(The original Chinese version of this article was written by Hsiang-yang Lu and published on MakerPRO)
More and more people pay attention to Edge AI chips, meanwhile numbers of well-known manufacturers have been devoted to developing their own AI chips. In this article, we are going to have deeper discussion on the propositions of the Edge AI chips and its concepts.
Since Google released the Edge TPU chip last year, the AI chips for Edge computing have got people’s attention. Actually, lots of trained AI models should be installed on the front end and execute the real-time operations on the front end, e.g. real-time facial recognition for access control, real-time traffic conditions, etc. The execution is on the front end so that the performance is expected to be efficient, and low-power. That is why AI accelerator chip (Edge AI chip) is required.
The Edge AI chip market is forecast to grow so that numbers of chip manufacturers have decided to invest in this market, including traditional chip manufacturers, like Intel, Renesas, and newly established suppliers, such as AIStorm, Hailo, Flex Logic, Efinix, Cornami, Cambricon Tech, Xnor, etc. Edge AI chips have been so popular, yet the proposition might be still confusing. We are going to have further discussion on it.
Where is the Edge AI chip used?
Edge AI chip is generally used in IoT gateway or a sensor node that has better computing capabilities and sufficient hardware resources. Edge AI chip is rarely placed in smart phones because of the limited height and space. If the developers need to have hardware acceleration for AI computing, they will choose to design AI acceleration circuit in Application Processor in smart phone or use the SoC with AI function. Developers rarely use an independent accelerator chip in a smart phone.

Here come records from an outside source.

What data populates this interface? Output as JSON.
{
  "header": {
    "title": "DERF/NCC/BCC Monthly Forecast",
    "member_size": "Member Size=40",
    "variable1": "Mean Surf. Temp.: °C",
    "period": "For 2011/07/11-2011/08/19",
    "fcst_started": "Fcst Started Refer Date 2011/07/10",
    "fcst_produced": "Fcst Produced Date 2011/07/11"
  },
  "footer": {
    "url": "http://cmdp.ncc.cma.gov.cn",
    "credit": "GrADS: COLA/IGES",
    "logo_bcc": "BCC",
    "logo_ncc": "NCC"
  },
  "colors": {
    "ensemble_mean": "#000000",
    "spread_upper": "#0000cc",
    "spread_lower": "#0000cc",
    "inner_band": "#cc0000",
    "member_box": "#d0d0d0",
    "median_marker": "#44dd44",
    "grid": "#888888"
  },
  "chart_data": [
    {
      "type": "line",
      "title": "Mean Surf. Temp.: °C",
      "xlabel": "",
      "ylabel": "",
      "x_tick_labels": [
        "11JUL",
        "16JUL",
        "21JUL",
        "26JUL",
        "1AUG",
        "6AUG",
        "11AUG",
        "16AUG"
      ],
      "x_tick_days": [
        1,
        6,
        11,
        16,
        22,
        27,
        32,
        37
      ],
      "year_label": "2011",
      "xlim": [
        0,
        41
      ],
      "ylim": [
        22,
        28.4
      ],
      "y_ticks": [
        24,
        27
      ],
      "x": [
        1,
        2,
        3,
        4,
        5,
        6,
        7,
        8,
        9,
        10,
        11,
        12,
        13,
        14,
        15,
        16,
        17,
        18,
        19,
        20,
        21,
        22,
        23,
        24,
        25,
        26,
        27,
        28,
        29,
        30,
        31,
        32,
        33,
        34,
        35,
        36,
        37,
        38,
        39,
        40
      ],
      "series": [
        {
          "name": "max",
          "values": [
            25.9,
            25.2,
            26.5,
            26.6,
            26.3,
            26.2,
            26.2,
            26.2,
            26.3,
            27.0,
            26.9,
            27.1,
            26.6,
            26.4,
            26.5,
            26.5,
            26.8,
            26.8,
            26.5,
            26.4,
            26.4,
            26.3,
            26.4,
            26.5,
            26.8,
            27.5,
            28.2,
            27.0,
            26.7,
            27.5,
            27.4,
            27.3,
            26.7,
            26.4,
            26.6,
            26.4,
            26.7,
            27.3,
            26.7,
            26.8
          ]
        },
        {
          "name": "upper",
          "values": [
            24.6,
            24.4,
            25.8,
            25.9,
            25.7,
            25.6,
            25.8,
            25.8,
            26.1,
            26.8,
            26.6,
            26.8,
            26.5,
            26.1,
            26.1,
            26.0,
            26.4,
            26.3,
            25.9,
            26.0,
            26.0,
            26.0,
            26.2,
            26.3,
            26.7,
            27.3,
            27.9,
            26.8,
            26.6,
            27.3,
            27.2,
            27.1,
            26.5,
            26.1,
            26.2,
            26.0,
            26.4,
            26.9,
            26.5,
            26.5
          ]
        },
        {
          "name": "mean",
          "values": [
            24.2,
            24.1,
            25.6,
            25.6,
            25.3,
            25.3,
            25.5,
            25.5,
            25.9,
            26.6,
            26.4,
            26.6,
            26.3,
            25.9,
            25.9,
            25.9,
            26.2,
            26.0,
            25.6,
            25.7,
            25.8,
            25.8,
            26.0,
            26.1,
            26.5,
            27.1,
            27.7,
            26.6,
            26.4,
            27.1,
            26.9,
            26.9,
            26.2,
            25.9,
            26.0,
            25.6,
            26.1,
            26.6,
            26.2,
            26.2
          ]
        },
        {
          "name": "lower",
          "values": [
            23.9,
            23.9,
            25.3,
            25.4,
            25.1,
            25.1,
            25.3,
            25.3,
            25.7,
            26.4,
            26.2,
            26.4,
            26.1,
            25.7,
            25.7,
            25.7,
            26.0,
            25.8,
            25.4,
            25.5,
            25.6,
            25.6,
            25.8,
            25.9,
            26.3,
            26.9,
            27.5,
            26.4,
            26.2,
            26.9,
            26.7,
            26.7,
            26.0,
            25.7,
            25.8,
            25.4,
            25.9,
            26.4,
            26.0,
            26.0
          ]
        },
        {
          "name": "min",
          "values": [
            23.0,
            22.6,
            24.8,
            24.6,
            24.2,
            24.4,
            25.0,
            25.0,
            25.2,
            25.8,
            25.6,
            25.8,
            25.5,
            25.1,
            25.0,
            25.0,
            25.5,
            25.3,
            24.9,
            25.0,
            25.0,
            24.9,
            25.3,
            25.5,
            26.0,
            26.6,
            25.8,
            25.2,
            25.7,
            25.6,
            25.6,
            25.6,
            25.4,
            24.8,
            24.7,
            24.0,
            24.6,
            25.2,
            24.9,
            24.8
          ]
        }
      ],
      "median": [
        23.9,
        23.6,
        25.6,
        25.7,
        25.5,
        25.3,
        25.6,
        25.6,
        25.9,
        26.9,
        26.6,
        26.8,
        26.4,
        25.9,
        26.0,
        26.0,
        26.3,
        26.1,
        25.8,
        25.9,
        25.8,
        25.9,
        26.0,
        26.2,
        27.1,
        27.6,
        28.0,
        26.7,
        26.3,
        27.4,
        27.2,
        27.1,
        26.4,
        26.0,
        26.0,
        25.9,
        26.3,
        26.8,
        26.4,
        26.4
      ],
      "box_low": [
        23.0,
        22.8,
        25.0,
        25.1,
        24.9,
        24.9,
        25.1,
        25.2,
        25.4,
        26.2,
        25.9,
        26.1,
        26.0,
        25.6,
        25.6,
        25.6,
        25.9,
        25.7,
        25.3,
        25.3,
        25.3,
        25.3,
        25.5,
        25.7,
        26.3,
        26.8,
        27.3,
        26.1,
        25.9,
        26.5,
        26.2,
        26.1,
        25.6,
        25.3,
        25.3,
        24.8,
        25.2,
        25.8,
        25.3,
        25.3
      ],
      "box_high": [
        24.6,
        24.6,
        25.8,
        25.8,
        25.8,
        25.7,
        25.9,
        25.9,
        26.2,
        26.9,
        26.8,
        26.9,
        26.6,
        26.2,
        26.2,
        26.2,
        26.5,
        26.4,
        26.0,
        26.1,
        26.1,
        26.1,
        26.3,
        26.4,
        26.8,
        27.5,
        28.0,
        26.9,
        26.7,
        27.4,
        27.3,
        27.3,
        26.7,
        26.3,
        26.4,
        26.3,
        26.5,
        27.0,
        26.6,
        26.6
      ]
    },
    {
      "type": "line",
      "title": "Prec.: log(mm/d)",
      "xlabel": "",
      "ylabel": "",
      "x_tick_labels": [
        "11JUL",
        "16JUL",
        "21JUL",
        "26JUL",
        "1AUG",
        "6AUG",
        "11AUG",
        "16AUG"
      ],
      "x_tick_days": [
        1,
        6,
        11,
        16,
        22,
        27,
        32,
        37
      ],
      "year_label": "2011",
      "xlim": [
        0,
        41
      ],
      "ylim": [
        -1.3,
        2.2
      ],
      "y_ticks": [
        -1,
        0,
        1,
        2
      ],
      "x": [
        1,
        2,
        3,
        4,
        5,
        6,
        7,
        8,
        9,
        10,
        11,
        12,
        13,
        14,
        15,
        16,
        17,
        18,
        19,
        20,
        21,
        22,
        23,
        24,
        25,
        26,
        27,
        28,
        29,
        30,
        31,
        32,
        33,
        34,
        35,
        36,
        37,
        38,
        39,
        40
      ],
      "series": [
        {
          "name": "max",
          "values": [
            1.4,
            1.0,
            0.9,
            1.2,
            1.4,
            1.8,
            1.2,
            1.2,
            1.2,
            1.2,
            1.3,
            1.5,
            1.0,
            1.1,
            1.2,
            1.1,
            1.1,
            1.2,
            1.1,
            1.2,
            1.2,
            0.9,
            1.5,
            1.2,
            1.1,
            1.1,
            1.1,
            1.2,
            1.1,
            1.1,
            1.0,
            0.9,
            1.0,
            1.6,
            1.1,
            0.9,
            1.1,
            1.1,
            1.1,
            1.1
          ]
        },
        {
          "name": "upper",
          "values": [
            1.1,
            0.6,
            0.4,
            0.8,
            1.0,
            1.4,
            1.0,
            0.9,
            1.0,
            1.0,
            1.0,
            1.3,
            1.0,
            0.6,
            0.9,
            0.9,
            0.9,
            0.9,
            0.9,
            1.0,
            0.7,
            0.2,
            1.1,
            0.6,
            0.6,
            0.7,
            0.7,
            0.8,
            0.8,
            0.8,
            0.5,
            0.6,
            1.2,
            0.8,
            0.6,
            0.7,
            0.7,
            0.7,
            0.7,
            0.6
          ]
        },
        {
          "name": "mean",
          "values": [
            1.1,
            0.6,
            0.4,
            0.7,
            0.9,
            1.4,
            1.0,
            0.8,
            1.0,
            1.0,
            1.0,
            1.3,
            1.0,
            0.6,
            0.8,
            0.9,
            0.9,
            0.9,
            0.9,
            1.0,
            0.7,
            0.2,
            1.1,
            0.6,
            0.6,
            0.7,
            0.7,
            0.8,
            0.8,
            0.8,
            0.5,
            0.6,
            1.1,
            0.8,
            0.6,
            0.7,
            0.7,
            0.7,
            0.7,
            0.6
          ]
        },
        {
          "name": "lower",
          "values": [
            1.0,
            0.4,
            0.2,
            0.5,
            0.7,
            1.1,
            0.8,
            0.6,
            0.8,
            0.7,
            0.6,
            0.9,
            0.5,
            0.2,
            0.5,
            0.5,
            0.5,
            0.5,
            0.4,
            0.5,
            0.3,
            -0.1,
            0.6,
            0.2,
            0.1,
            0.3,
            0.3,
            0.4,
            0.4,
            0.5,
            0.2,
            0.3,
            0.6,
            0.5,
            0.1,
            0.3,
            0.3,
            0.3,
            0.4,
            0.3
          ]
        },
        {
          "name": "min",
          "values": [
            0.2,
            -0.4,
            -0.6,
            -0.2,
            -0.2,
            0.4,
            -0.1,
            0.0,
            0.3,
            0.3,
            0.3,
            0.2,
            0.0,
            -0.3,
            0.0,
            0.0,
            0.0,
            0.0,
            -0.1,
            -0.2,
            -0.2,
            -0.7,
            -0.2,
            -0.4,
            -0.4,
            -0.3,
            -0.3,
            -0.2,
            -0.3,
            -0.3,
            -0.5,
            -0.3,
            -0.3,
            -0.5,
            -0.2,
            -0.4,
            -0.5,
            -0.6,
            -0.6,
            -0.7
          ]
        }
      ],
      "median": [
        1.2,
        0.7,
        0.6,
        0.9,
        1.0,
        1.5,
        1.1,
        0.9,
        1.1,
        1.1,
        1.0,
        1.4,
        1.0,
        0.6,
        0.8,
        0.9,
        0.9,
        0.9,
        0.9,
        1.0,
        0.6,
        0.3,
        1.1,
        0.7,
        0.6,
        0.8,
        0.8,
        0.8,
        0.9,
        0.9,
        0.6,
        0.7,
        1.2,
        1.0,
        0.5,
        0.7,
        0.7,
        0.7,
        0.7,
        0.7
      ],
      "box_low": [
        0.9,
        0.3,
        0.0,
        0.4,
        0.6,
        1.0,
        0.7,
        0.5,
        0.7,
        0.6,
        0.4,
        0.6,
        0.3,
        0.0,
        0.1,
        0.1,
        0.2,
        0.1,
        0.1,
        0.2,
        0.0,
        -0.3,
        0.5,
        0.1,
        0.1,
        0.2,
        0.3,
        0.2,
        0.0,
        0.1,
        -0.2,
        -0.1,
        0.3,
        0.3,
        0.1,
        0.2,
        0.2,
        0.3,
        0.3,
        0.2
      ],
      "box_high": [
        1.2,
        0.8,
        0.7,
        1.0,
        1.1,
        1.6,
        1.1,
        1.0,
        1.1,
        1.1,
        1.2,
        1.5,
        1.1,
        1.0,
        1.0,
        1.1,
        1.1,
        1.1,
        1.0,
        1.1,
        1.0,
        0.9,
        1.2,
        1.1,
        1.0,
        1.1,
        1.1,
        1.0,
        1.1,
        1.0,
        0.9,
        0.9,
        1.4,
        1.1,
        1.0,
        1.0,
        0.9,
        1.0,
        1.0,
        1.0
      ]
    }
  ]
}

Edge AI is One of Inference Chips
Since AI technologies became popular again in 2016, numbers of trained models need to be executed. To optimize the inference execution, AI acceleration specifically designed for inference is launched. Edge AI is just one of the inference chips but not the only one. Now there is also a type of inference chip specifically used in data center, such as NVIDIA Tesla T4 accelerator. Its power consumption is about 70 watt, so generally it’s not suitable for Edge application.
Last November, AWS announced that Inferentia chip will be released in 2019, which is also an AI inference chip suitable for data center. FPGA chip manufacturer, Xillinx, also released Alveo, which is AI inference FPGA accelerator card for data center as well. Additionally, an Israel startup, Habana Labs, also released Goya HL-1000 accelerator card, too.
Some inference chips for data center are placed at front end, such as Lenovo Edge Server: SE350, a server (IoT gateway) can be installed on site. NVIDIA Tesla T4 can be installed in SE350, but the power supply should be sufficient.
Another exception is the Edge AI chip for automotive industry. There are energy storage bottles in vehicles, so the power is greater than handheld devices, like smart phone. However, it’s still weaker than the plug of alternating current household electricity. The vehicle allows to use more electricity to execute the AI inference on Edge end. It is one of the Edge AI chips as well, yet the AI chip consumes more power.
There is no clear difference among Edge AI chips for automotive industry, data center AI inference chips, and Edge AI chips, but I suggest these chips can be categorized by power consumption on subsystem board, by 10 watts, and even lower 5 watts, 1 watt, etc.
Reduced Precision, Mixed Precision, and Positive Integer
At training stage, the AI computing will be executed with 32-bit or 16-bit floating points; at inference stage, it will tend to be computed with integers, such as 32-bit or 16-bit integers due to different purposes. Also, the AI computing will be executed even with reduced precision, e.g. 8-bit, 4-bit. For example, Google Edge TPU supports INT16, INT8, the integer inference computing but does not support floating points.
Besides reduced precision, mixed precision is also needed. That means the computing is executed with integers and floating points simultaneously. For example, AWS Inferentia computes INT8 and FP16 at the same time. Another case is to use mixed precision floating points. For example, NVIDIA Tesla T4 uses FP16 and FP32 together. Some even use positive integers only and do not use any negative integers; for example, Habana Labs HL-1000 supports positive integers, UINT8/16/32. These requirements can be applied to the inference chips in data center and Edge AI chips.
Package Size and TOPS/Watt
For each Edge AI chip, the energy and available space within the device is all limited, so the chip manufacturers focus on the performance per watt (TOPS/Watt or Tflops/Watt), and the chip package size, volume, and size. That is why some manufacturers would like to put Edge AI chip and coins in the same photo to show how tiny the chip is.
In terms of the performance per watt, the startup “Hailo”, has the chip “Hailo-8” can reach 26TOPS under INT8 precision. Japanese manufactures, Renesas, announced that they will release a new R-Car series SoC with 5TOPS per watt. Also, Intel announced that they will launch new EyeQ5 chip with 24TOPS @10W. These are all the evidences that these chips can reach high performance under a specific watt.